Passionate young architecture graduates fresh out of university are focused on the creative design side of architecture. But when they get a job, they are greeted with a rather “unpleasant” surprise. All these young architects seem to be doing is sitting in the office, learning to manage projects and pushing paperwork. If the candidates took the time to master modelling and design software, such as Revit and AutoCAD, then they find themselves sitting in front of a computer all day cranking out “standardised” designs or making modifications on someone else’s work. There is also the constant pressure, particularly at larger firms, to do more and work harder with less, for less.

These young candidates may have started their first real jobs full of enthusiasm, but then realise quite quickly that they don’t enjoy the work one bit. They may push their feelings aside, thinking the problem is just that they are new. If the firm they work for is well-known, then there is even more incentive to ignore what they are feeling. After all, it took a lot of time, energy, and money to get to this place.

Eventually, they may be moved to change firms, but the same feeling of discontent follows them around. Finally, it gets too much for them to handle, and they begin to consider what to do next.

If the candidate is young, then there are many options for what to do next. If the architect is a bit older (and there are plenty of mid-career architects out there who managed to plough through their positions for several years), then they really have to be strategic.


So, What Do You Do Now?

If you have been following me for a while, then you know that I’m a big fan of those who actively take their career development in their own hands. Part of this means seeking out the career opportunities that already surround you. Many disenfranchised architecture professionals are still interested in the field, and if they’ve been around for a while (5+ years), they’ve already built up connections and learned about the industry from the inside. This is all extremely valuable going forward.

If you fit this description, then the very first thing for you to do is to rethink your career goals. Remind yourself of why you got into the field in the first place. Then, see what areas would match those ideals.

You basically have two options:

  1. Look for Something Directly in the Field. If you still want to tap into your creativity, then specialise. Take interior design, for example. Being an architect means you will have plenty of transferable skills when it comes to interior design. Interior designers deal much more with the end user, and will typically specialise in specific areas. This means they are able to maximise their impact on a given project. They also work closely with architects.

On the other hand, if you are looking for a break from design side, but don’t want to give up on the field, then there are plenty of professional architecture jobs for non-architects and designers. This process can start by looking at the options within your current firm. How do you feel about research and design, marketing, or project management?

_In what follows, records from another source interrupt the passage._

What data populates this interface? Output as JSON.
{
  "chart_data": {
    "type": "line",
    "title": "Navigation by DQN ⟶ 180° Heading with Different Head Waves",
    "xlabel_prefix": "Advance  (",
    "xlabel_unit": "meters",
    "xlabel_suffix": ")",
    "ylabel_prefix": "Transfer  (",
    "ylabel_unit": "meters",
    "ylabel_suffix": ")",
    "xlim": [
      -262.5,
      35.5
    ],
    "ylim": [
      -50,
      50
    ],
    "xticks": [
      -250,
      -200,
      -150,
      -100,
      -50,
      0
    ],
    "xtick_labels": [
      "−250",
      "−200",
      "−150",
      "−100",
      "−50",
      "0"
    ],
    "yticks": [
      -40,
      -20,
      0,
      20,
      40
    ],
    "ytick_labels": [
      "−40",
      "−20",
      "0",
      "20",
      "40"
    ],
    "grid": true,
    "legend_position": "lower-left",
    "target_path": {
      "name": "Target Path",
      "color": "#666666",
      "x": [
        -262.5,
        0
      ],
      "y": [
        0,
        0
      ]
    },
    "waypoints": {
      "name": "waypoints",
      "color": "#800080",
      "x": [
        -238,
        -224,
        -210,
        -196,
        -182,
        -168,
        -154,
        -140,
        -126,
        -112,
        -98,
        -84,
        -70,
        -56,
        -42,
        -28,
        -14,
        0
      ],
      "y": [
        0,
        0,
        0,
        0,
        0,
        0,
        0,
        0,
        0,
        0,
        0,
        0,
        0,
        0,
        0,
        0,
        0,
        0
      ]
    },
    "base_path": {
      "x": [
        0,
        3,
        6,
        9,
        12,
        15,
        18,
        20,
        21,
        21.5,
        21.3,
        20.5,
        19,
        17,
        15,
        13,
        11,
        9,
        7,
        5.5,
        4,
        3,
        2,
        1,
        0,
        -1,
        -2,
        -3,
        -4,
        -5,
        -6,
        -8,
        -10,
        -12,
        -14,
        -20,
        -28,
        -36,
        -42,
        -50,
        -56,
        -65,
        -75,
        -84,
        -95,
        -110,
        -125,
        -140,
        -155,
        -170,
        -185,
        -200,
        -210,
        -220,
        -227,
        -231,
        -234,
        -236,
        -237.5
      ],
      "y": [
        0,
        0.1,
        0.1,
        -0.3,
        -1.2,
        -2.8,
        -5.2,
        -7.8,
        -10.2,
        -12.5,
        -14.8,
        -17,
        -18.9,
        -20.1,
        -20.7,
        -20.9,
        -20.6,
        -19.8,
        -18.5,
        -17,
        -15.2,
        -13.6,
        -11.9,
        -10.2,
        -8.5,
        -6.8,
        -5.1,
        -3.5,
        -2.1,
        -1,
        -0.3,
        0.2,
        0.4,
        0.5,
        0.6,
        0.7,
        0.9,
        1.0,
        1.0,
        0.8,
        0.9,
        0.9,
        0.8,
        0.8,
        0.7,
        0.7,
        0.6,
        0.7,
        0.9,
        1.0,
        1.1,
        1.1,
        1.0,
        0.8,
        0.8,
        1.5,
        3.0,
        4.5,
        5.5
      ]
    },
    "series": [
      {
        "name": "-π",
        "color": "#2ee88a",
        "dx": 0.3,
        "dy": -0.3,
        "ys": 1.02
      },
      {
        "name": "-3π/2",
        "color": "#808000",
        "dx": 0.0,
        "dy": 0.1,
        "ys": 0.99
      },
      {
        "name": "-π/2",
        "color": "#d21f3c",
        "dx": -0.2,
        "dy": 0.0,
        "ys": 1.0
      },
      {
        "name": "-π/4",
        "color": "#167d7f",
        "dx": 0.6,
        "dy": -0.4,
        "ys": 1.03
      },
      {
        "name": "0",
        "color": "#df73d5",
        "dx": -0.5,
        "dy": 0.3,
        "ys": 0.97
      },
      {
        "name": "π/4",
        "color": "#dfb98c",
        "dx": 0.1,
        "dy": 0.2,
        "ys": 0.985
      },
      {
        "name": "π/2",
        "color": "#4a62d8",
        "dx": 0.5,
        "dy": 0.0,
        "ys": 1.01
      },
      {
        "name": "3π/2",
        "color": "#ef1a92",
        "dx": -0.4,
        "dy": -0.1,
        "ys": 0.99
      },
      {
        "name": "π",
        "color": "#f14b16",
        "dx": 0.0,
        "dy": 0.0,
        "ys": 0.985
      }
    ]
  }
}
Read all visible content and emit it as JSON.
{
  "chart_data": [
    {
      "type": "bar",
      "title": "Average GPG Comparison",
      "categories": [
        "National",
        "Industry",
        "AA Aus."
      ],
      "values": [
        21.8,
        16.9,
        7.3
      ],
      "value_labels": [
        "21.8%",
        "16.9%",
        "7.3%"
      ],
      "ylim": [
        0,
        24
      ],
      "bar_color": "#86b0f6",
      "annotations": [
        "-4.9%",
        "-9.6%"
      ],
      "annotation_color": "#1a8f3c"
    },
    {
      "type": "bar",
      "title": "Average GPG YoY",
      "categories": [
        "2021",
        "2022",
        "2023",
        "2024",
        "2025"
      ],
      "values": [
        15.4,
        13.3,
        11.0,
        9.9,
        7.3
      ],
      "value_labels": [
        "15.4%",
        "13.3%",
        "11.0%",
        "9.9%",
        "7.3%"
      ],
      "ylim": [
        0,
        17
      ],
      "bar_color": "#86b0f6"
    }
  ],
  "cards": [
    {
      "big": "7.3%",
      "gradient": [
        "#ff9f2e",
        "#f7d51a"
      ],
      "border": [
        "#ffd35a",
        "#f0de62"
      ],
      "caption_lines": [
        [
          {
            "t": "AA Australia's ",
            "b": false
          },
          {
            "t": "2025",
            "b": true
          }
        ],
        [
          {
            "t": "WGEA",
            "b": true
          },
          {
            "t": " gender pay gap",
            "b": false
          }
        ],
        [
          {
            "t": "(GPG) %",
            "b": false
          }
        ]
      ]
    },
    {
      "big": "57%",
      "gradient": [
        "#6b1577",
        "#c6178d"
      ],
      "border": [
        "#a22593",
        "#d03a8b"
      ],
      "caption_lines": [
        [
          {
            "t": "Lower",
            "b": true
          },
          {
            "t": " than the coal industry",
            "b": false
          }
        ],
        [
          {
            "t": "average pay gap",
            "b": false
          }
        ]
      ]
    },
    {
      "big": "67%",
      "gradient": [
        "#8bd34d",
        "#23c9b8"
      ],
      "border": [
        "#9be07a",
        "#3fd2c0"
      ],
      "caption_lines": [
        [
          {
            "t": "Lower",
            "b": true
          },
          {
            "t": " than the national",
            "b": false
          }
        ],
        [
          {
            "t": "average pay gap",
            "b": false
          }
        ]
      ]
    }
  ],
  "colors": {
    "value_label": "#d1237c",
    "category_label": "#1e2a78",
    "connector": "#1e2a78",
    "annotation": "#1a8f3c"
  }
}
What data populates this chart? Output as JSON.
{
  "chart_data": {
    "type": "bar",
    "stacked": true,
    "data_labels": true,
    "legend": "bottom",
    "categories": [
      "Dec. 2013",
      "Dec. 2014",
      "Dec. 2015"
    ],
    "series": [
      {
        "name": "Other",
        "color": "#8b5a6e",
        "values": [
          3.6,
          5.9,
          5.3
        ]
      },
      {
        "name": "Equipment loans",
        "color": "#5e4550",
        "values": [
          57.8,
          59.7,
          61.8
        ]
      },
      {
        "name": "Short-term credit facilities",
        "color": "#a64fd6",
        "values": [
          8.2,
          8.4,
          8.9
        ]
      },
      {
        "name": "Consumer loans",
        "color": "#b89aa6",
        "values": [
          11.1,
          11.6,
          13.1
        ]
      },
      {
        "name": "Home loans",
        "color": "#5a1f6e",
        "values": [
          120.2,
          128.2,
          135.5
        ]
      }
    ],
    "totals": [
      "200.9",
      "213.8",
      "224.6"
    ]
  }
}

  1. Go a Bit Outside of the Field. Completing a degree in architecture and getting the necessary licenses and training can be a long and arduous process. But what happens if you decide 5 to 10 years out that you actually don’t want to be around architects at all? Here are some related careers that will allow you to transfer your skills and background:
  •      Landscape Architecture. Design outdoor landscapes that include elements, such as infrastructure, public areas, agriculture, and natural resources.
  •      Restoration Architecture. Focus on the conservation and restoration of historical buildings and other artifacts.
  •      Industrial Design. Design products and objects that are to be manufactured through techniques of mass production
  •      Furniture Design. Create innovative furniture designs for all kinds of spaces, uses, and materials.
  •      Graphic Design. Design images and graphics to be used in a wide variety of mediums.
  •      Video Game Design. Constructing the virtual architecture of a video game.
  •      Architecture photography. Capture a space’s composition, colour, environment and experience through a lens.

Bottom line: if you’re an architect and you have come to hate what you do, it’s not the end of the road (nor your career), and you certainly aren’t alone. With a little creativity and an open mind, this situation could turn into a stepping stone to something much more fulfilling.